LEGO video games have been around long enough that one expects certain attributes, e.g., game play in which one destroys on-screen items to collect Lego studs, a family-friendly sense of humor, etc. Meanwhile, those who played LEGO Ninjago: Nindroids (also reviewed on this site) got to enjoy switching between on-screen characters to utilize their different abilities, as well as different modes of game play, including 3-D flying/shooter, and the occasional puzzle-game-within-the-game. LEGO Ninjago: Shadow of Ronin is more of the same on both counts, but that should please fans of either the LEGO or LEGO Ninjago titles.
Based on characters from the animated series, LEGO Ninjago: Masters of Spinjitsu, the plot centers on a new villain, Ronin, who uses a weapon called the Obsidian Glaive to steal to the Ninja heroes’ powers and memories. In order to recover them, the Ninjas embark on a mission that takes them through locations drawn the TV series, and pits them against familiar adversaries, such as the Serpentine and Nindroids. Shadow of Ronin features lots of three-quarters-down perspective, hand-to-hand fighting, and at certain moments, it becomes important to utilize the right character: For example, the female ninja, Niya, has a grappling hook and cable, so she either latch onto and pull down objects, or pull herself up to hard-to-reach places. Meanwhile, the super-strong Cole is often called upon to pick up large objects and hurl them at other objects and walls.
As far as when to use one of the Ninja’s special talents—and exactly which Ninja to use—the game offers several prompts: There are blue circles indicating where a Ninja should stand, for example, and the game itself actually states which button to press. In addition, a red aura around an object indicates that one of the Ninjas needs to manipulate it, and that aura becomes green when the right character is selected.
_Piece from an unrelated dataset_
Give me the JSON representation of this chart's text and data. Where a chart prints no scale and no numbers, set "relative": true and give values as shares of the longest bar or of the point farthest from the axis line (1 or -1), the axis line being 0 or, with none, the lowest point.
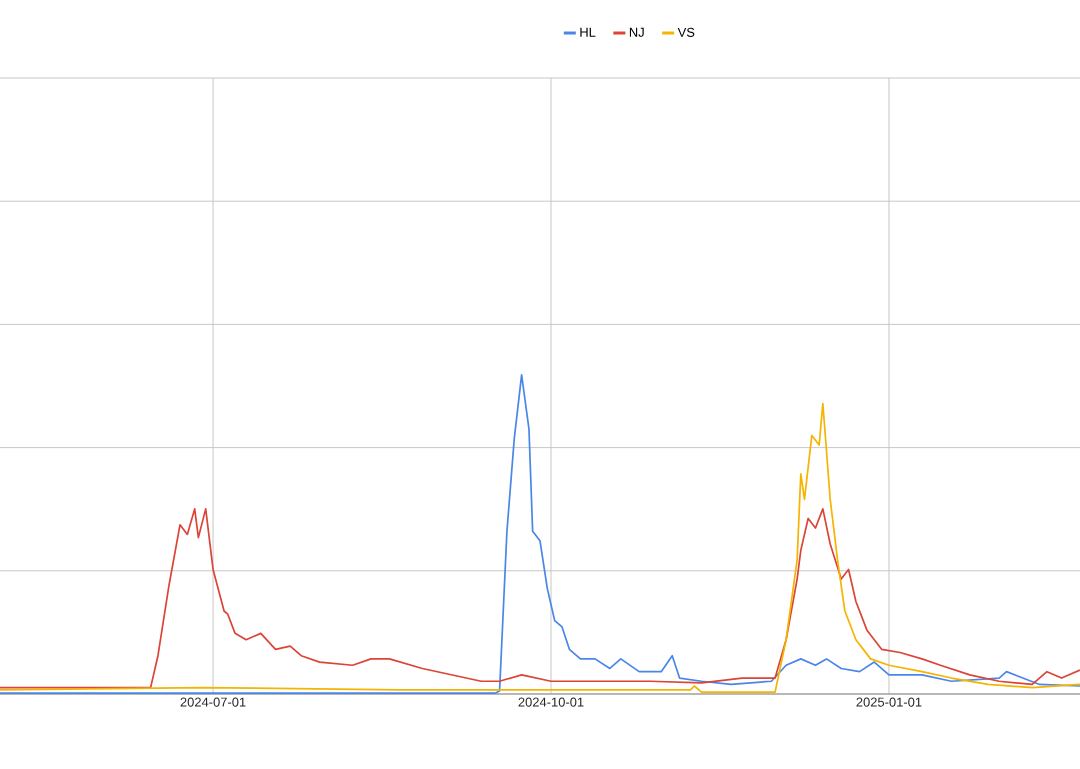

Shadow of Ronin has a recommended age range of 10 and up, which makes sense, since the action can get pretty intense. From early on, the flying/shooting games that the narrative segues into are fairly fast-paced, though I wouldn’t call them difficult—during one such sequence involving high-speed vehicles, I managed to complete it despite crashing into just about every possible object on the road. While my demo did not cover the entire game, I came away with the impression that Shadow of Ronin is not intended to drive players to frustration, but to provide enough challenge to make the ending all the more sweet. And that’s a good thing, because a fun experience overall is something that players of all LEGO video games should expect by now.